In the URL you can see we use several SVG elements in a page to draw gauges. We use Bootstrap carousel to show and hide several other gauges (a drill-down). After some play with clicking on the big gauges all the SVG elements in the screen become partially black. The exact same behavior happen use we use simple CSS change of display:none and display:block. Also the same behavior happen when we use jQuery show/hide methods. This does not happen on IE nor on Firefox. We notice the parts that become black are linear gradients we define in defs element.
(In reply to comment #0) > In the URL you can see we use several SVG elements in a page to draw gauges. > We use Bootstrap carousel to show and hide several other gauges (a drill-down). > After some play with clicking on the big gauges all the SVG elements in the screen become partially black. > The exact same behavior happen use we use simple CSS change of display:none and display:block. > Also the same behavior happen when we use jQuery show/hide methods. > > This does not happen on IE nor on Firefox. > > We notice the parts that become black are linear gradients we define in defs element. Hi, do you think you can reduce this example more? That would be really great.
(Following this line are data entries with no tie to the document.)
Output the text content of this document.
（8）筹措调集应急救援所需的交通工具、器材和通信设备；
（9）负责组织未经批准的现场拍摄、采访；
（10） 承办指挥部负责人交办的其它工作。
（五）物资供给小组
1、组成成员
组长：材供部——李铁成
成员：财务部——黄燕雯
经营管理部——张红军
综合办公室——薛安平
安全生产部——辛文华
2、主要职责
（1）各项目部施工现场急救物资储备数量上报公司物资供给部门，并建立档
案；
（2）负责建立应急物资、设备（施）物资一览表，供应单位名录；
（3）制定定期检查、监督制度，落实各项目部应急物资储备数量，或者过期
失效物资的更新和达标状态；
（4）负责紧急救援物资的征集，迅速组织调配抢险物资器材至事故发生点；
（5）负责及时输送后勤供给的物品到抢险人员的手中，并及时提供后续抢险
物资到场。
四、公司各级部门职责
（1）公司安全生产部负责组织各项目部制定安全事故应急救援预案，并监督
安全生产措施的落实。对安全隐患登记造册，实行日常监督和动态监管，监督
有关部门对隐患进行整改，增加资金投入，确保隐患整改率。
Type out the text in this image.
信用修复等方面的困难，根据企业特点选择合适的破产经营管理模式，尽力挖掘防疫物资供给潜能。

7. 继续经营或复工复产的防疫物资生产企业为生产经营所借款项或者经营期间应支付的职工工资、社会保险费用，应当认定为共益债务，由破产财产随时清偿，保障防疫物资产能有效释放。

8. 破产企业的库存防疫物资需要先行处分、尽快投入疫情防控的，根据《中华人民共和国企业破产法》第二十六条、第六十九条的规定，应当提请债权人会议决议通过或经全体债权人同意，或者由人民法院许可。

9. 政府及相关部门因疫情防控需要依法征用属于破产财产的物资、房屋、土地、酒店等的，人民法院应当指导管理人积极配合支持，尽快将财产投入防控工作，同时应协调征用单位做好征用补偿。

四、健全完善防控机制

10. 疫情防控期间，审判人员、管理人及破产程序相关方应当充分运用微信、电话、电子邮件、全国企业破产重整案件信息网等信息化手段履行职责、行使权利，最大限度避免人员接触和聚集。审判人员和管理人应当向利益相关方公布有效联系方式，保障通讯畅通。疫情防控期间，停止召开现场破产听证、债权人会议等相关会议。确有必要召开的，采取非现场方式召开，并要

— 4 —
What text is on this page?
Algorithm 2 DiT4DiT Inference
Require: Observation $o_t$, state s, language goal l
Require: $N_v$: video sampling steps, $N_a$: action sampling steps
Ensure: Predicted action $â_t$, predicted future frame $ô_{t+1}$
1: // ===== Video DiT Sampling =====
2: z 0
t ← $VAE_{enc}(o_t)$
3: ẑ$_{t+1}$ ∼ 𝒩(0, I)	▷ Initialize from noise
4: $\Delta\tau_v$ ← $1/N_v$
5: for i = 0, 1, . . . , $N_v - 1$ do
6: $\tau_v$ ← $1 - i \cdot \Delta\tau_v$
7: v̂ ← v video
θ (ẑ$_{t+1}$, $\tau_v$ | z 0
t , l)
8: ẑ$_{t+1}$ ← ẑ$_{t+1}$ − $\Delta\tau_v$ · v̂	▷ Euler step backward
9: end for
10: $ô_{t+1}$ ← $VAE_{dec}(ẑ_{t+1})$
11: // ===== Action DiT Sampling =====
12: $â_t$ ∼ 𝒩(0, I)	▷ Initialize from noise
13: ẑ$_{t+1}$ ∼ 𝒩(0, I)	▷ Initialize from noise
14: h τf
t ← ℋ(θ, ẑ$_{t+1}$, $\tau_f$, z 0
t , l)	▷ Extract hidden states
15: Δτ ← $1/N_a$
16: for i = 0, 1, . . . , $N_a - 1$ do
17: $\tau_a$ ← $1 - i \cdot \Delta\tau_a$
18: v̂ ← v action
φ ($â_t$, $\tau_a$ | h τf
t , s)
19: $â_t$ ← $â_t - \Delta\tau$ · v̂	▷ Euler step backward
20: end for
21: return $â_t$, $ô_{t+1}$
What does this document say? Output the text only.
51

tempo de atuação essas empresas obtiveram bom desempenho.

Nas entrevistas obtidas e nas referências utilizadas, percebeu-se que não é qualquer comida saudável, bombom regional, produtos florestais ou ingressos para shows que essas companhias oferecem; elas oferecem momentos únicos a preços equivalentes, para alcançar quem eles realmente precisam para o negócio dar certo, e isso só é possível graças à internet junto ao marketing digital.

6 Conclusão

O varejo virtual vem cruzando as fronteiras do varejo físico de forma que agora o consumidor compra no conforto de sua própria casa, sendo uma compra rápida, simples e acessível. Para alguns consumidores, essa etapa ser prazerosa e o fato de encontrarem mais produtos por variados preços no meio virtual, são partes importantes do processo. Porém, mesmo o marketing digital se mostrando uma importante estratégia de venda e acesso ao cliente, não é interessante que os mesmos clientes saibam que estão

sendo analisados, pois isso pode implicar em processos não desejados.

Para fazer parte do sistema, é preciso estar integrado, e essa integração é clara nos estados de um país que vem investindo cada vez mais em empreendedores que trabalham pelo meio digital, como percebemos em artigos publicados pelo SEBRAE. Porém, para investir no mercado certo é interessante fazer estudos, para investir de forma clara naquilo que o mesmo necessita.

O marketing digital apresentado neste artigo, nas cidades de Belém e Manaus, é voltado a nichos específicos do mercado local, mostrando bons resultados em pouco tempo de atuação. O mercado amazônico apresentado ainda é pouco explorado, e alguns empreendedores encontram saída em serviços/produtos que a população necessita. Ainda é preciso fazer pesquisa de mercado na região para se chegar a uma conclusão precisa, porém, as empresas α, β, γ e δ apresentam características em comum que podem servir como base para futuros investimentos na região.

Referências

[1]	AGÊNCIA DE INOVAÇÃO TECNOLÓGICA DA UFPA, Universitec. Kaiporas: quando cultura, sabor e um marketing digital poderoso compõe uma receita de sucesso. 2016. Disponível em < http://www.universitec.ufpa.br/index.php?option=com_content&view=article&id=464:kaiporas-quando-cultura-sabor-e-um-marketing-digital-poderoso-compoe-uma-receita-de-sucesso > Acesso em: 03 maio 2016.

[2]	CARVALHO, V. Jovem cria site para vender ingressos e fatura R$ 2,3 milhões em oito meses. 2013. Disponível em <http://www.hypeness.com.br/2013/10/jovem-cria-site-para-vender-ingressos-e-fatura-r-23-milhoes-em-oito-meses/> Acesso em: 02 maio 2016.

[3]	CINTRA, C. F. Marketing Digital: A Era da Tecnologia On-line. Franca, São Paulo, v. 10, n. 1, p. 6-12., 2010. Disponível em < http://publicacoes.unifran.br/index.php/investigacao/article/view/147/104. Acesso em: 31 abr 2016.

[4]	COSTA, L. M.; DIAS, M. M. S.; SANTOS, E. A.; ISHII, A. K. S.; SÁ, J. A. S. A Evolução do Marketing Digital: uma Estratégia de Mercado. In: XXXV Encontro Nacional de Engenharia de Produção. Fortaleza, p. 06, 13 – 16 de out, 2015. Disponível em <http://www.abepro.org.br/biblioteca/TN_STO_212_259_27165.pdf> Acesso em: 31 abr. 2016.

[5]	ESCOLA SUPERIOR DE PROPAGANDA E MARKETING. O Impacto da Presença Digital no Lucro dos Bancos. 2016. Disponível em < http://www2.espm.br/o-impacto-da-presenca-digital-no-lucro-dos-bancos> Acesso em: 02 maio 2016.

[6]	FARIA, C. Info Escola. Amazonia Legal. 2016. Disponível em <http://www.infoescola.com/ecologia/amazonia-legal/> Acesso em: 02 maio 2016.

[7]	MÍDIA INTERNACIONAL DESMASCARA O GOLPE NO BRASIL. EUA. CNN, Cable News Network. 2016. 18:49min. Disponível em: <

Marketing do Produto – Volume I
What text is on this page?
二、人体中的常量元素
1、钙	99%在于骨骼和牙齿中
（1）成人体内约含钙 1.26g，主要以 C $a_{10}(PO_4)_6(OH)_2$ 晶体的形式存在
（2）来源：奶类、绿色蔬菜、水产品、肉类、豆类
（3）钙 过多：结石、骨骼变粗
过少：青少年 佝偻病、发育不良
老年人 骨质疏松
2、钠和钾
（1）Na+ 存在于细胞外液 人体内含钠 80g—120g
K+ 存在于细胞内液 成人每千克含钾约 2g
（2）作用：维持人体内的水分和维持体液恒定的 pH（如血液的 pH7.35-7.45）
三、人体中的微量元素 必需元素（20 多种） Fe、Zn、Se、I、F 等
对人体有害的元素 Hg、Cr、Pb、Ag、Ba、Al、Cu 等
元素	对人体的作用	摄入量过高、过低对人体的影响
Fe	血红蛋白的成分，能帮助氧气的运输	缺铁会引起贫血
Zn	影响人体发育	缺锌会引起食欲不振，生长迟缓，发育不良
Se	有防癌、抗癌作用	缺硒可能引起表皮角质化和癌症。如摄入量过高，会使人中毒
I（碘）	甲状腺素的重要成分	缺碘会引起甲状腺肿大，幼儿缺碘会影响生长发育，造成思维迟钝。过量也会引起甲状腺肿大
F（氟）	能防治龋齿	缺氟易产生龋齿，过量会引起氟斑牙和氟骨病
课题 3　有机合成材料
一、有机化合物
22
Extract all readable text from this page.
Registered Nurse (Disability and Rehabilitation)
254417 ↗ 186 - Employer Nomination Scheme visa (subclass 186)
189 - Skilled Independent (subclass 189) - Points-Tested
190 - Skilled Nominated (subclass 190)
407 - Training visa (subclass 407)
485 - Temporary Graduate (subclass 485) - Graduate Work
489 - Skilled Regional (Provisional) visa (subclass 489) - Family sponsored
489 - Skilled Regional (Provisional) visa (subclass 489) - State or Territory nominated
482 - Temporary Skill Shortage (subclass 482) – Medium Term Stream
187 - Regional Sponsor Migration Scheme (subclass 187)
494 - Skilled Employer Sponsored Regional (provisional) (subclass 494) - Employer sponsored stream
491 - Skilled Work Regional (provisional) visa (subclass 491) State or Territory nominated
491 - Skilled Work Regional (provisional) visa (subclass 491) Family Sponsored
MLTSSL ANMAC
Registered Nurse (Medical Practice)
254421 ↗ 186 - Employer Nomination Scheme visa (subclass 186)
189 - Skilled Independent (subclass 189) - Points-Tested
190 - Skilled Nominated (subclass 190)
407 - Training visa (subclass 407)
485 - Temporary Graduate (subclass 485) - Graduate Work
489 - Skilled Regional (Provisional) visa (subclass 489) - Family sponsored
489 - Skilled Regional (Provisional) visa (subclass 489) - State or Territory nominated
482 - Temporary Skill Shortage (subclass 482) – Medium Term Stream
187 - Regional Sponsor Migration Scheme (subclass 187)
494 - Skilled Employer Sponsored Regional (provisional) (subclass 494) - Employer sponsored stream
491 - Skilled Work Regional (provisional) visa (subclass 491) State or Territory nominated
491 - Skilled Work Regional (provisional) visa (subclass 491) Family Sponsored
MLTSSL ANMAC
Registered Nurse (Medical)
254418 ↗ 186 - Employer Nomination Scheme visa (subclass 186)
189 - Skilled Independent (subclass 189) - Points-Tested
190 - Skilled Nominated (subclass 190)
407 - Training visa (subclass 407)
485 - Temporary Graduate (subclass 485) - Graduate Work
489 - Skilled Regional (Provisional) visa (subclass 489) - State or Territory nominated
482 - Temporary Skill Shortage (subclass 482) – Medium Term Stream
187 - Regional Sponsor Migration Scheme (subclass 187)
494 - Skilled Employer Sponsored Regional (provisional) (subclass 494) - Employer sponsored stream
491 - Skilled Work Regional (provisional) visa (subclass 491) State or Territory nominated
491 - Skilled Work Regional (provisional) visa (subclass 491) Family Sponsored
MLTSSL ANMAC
(In reply to comment #1) > (In reply to comment #0) > > In the URL you can see we use several SVG elements in a page to draw gauges. > > We use Bootstrap carousel to show and hide several other gauges (a drill-down). > > After some play with clicking on the big gauges all the SVG elements in the screen become partially black. > > The exact same behavior happen use we use simple CSS change of display:none and display:block. > > Also the same behavior happen when we use jQuery show/hide methods. > > > > This does not happen on IE nor on Firefox. > > > > We notice the parts that become black are linear gradients we define in defs element. > > Hi, do you think you can reduce this example more? That would be really great. After looking a bit into the example, I realized that a lot of gradients use the same id (id's should be unique on a page). Not sure if the content is always the same as well.
Hi Dirk Schulze, We can try to reduce the repro to be simpler. We use the same IDs because they are under different svg tags. I can try to generate unique IDs for each def and see if it solve the problem but IMHO it will still remain a problem logically.
Hi, I can confirm that using unique ids for each element inside the SVG defs section solve this problem. I was under then assumption that can I use the same ids under different SVG elements but I now realize it is wrong because id must be unique in a page (http://www.w3schools.com/tags/att_global_id.asp). I still can't explain the behavior but that's solved now.
Seems like this bug report can be closed then?